O CREA-MG, por meio da Câmara de Mediação e Arbitragem, realizou no último dia 5 de agosto, a reunião de avaliação dos desdobramentos da conciliação que discutiu soluções para a BR-040 no trecho entre o km 563 (Alphaville) e km 617, entre os municípios de Nova Lima e Congonhas. O processo, concluído recentemente e assinado por mais de 30 representantes do poder público, da iniciativa privada, e sindicatos da mineração e de transportes, entre outros, reúne propostas para reduzir mortes e acidentes, ampliar a segurança na rodovia, e indicar que medidas sejam implementadas pelas autoridades competentes.
Duas das 25 propostas apresentadas pelo Grupo de Trabalho, pode-se dizer que duas já estão sendo implementadas. Uma delas é com relação às manutenções no trecho sendo realizadas preferencialmente entre 18h e 06h, com as devidas e necessárias sinalizações. E outra, bastante comemorada é a permanência do posto da Polícia Rodoviária Federal na cidade de Congonhas, como ponto de apoio, que poderia ser fechado em razão da construção do novo estabelecimento em Carandaí.
A importância da permanência do posto da PRF em Congonhas pode ser comprovada por números. De acordo com dados da PRF em Congonhas, de janeiro a julho deste ano, no trecho entre o bairro Olhos D’Água (km 544) até o km 633 (Conselheiro Lafaiete), foram registrados 19 óbitos, 277 feridos e 232 acidentes. Números alarmantes e assustadores que projetam uma média de 2,71 mortos por mês ou um óbito a cada 37,3 km. Segundo o policial federal Eduardo Machado, em 2024, no período de janeiro a outubro, houveram 304 acidentes, com 337 pessoas feridas e 26 mortes registradas. Já em 2023, nos 12 meses, foram 389 acidentes, com 524 feridos e 33 óbitos. Ainda de acordo com a PRF somente estão computados os acidentes com vítimas. Nesses números não estão incluídas as vítimas que foram encaminhadas para atendimento em hospitais e vieram a óbito posteriormente.

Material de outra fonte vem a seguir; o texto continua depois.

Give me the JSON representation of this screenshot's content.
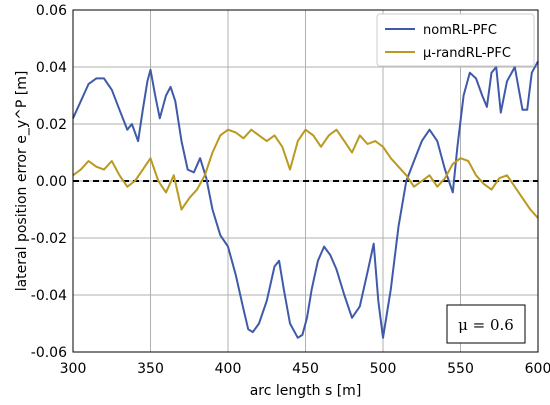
{
  "chart_data": {
    "type": "line",
    "xlabel": "arc length s [m]",
    "ylabel": "lateral position error e_y^P [m]",
    "xlim": [
      300,
      600
    ],
    "ylim": [
      -0.06,
      0.06
    ],
    "xticks": [
      "300",
      "350",
      "400",
      "450",
      "500",
      "550",
      "600"
    ],
    "yticks": [
      "0.06",
      "0.04",
      "0.02",
      "0.00",
      "-0.02",
      "-0.04",
      "-0.06"
    ],
    "grid": true,
    "legend_position": "top-right",
    "reference_line": {
      "y": 0.0,
      "style": "dashed",
      "color": "#000000"
    },
    "annotation": "μ = 0.6",
    "series": [
      {
        "name": "nomRL-PFC",
        "color": "#3f5aa8",
        "x": [
          300,
          305,
          310,
          315,
          320,
          325,
          330,
          335,
          338,
          342,
          345,
          348,
          350,
          353,
          356,
          360,
          363,
          366,
          370,
          374,
          378,
          382,
          386,
          390,
          395,
          400,
          405,
          410,
          413,
          416,
          420,
          425,
          430,
          433,
          436,
          440,
          445,
          448,
          451,
          454,
          458,
          462,
          466,
          470,
          475,
          480,
          485,
          490,
          494,
          497,
          500,
          505,
          510,
          515,
          520,
          525,
          530,
          535,
          540,
          545,
          548,
          552,
          556,
          560,
          564,
          567,
          570,
          573,
          576,
          580,
          585,
          590,
          593,
          596,
          600
        ],
        "y": [
          0.022,
          0.028,
          0.034,
          0.036,
          0.036,
          0.032,
          0.025,
          0.018,
          0.02,
          0.014,
          0.025,
          0.035,
          0.039,
          0.03,
          0.022,
          0.03,
          0.033,
          0.028,
          0.014,
          0.004,
          0.003,
          0.008,
          0.001,
          -0.01,
          -0.019,
          -0.023,
          -0.033,
          -0.045,
          -0.052,
          -0.053,
          -0.05,
          -0.042,
          -0.03,
          -0.028,
          -0.038,
          -0.05,
          -0.055,
          -0.054,
          -0.048,
          -0.038,
          -0.028,
          -0.023,
          -0.026,
          -0.031,
          -0.04,
          -0.048,
          -0.044,
          -0.032,
          -0.022,
          -0.042,
          -0.055,
          -0.038,
          -0.016,
          0.0,
          0.007,
          0.014,
          0.018,
          0.014,
          0.004,
          -0.004,
          0.012,
          0.03,
          0.038,
          0.036,
          0.03,
          0.026,
          0.038,
          0.04,
          0.024,
          0.035,
          0.04,
          0.025,
          0.025,
          0.038,
          0.042
        ]
      },
      {
        "name": "μ-randRL-PFC",
        "color": "#b99a1f",
        "x": [
          300,
          305,
          310,
          315,
          320,
          325,
          330,
          335,
          340,
          345,
          350,
          355,
          360,
          365,
          370,
          375,
          380,
          385,
          390,
          395,
          400,
          405,
          410,
          415,
          420,
          425,
          430,
          435,
          440,
          445,
          450,
          455,
          460,
          465,
          470,
          475,
          480,
          485,
          490,
          495,
          500,
          505,
          510,
          515,
          520,
          525,
          530,
          535,
          540,
          545,
          550,
          555,
          560,
          565,
          570,
          575,
          580,
          585,
          590,
          595,
          600
        ],
        "y": [
          0.002,
          0.004,
          0.007,
          0.005,
          0.004,
          0.007,
          0.002,
          -0.002,
          0.0,
          0.004,
          0.008,
          0.0,
          -0.004,
          0.002,
          -0.01,
          -0.006,
          -0.003,
          0.002,
          0.01,
          0.016,
          0.018,
          0.017,
          0.015,
          0.018,
          0.016,
          0.014,
          0.016,
          0.012,
          0.004,
          0.014,
          0.018,
          0.016,
          0.012,
          0.016,
          0.018,
          0.014,
          0.01,
          0.016,
          0.013,
          0.014,
          0.012,
          0.008,
          0.005,
          0.002,
          -0.002,
          0.0,
          0.002,
          -0.002,
          0.001,
          0.006,
          0.008,
          0.007,
          0.002,
          -0.001,
          -0.003,
          0.001,
          0.002,
          -0.002,
          -0.006,
          -0.01,
          -0.013
        ]
      }
    ]
  }
}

O chefe da Seção de Inteligência da Polícia Rodoviária em Minas, Marcelo Gonçalvez, disse que “o foco é melhorar a presença do policiamento, dar respostas mais rápidas a sinistros e intensificar a fiscalização do transporte de minério para garantir a segurança viária”. Para Kátia Negreiros, do Movimento SOS BR-040, “é fundamental que as intenções agora se transformem em ações concretas. Seguimos atuando para que os compromissos assumidos resultem em uma rodovia mais segura para todos”, disse. Já o engenheiro Hérzio Mansur, mediador do processo, ressalta que “O Conselho captou a demanda da sociedade e entregou uma ferramenta que poderá guiar decisões futuras e promover mudanças reais no trecho”.